The installation “Dialectal Flux” is based, as much of my work is, on communication.
Communication may utilize verbal and non-verbal forms, and in general, is the means to provide knowledge to someone. It is, at its core, a delivery mechanism. It often seems that our ability to understand simple language-based communication is somewhat suspect, but no more so than our relative inability to understand the communication that life itself sends our way on a constant basis. Dialogue of any kind can become tangled and muddled if we allow it to become so, even as we communicate feverishly in trying to prevent it. This installation is directly informed by this dynamic.
Our thoughts and the thoughts of others are so often delivered in a code of our own making; a system of symbols that challenges the apparent. It is here that our languages and signs, our gestures and our signals, share a commonality with the voices of the very existence around us. They are both there for us to decipher, a challenge like all codes, like all communication. As communication follows a path, not rigid but flexible enough to deliver its message over and through or around obstacles.
This installation is comprised of wood and cloth, stone and video and is my interpretation of the confusion, the FLUX that occurs between two seemingly clear lines of sight; communication which should be adequately and instinctively translated correctly, becomes twisted and confused.

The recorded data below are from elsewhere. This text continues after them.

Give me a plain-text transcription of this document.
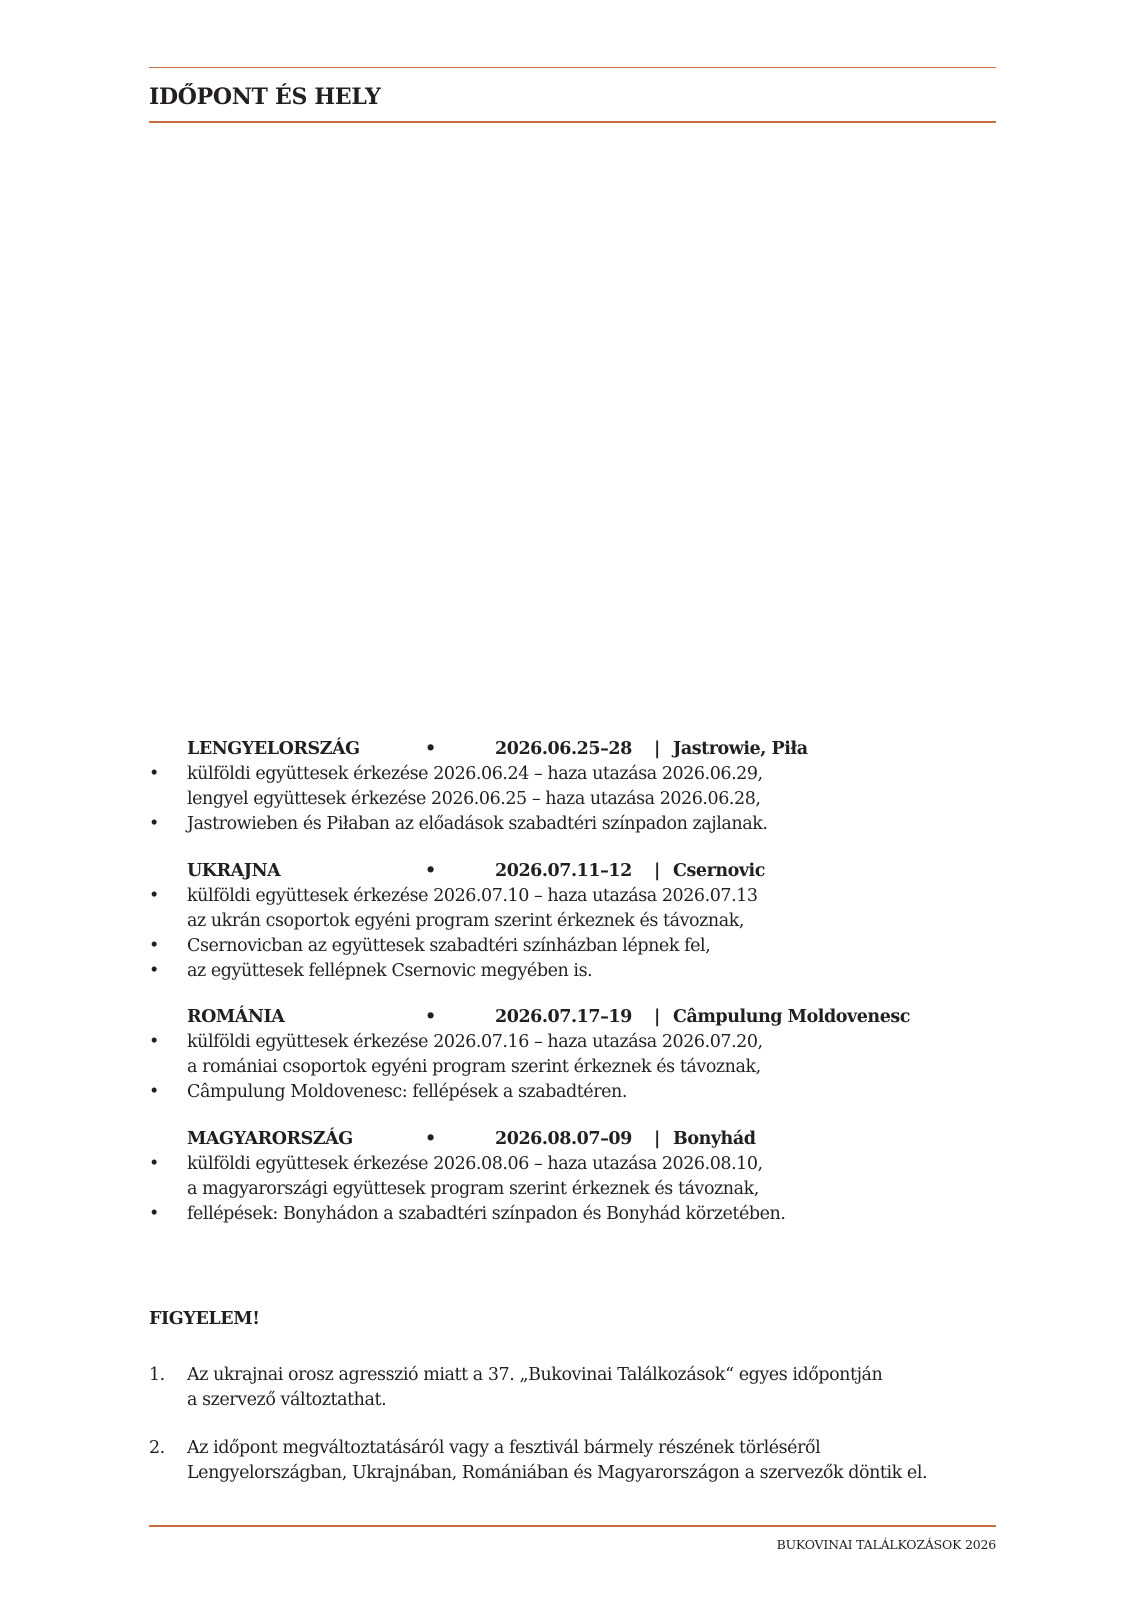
IDŐPONT ÉS HELY
LENGYELORSZÁG	•	2026.06.25–28 | Jastrowie, Piła
• külföldi együttesek érkezése 2026.06.24 – haza utazása 2026.06.29,
lengyel együttesek érkezése 2026.06.25 – haza utazása 2026.06.28,
• Jastrowieben és Piłaban az előadások szabadtéri színpadon zajlanak.
UKRAJNA	•	2026.07.11–12 | Csernovic
• külföldi együttesek érkezése 2026.07.10 – haza utazása 2026.07.13
az ukrán csoportok egyéni program szerint érkeznek és távoznak,
• Csernovicban az együttesek szabadtéri színházban lépnek fel,
• az együttesek fellépnek Csernovic megyében is.
ROMÁNIA	•	2026.07.17–19 | Câmpulung Moldovenesc
• külföldi együttesek érkezése 2026.07.16 – haza utazása 2026.07.20,
a romániai csoportok egyéni program szerint érkeznek és távoznak,
• Câmpulung Moldovenesc: fellépések a szabadtéren.
MAGYARORSZÁG	•	2026.08.07–09 | Bonyhád
• külföldi együttesek érkezése 2026.08.06 – haza utazása 2026.08.10,
a magyarországi együttesek program szerint érkeznek és távoznak,
• fellépések: Bonyhádon a szabadtéri színpadon és Bonyhád körzetében.
FIGYELEM!
1. Az ukrajnai orosz agresszió miatt a 37. „Bukovinai Találkozások“ egyes időpontján
a szervező változtathat.
2. Az időpont megváltoztatásáról vagy a fesztivál bármely részének törléséről
Lengyelországban, Ukrajnában, Romániában és Magyarországon a szervezők döntik el.
BUKOVINAI TALÁLKOZÁSOK 2026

Once confusion starts, it feeds on itself and is relentlessly difficult to untangle.
It is not necessary to decipher the path, it is not necessary to understand the code to enter the piece, it is clear that it is a language, and as such, like all languages, can be translated on that basis. It is communication and as we reach out and without forethought attempt to understand. History is an attempt to understand - civilization is the pool of memories we use to keep from forgetting what we have learned from the moment we first open our eyes.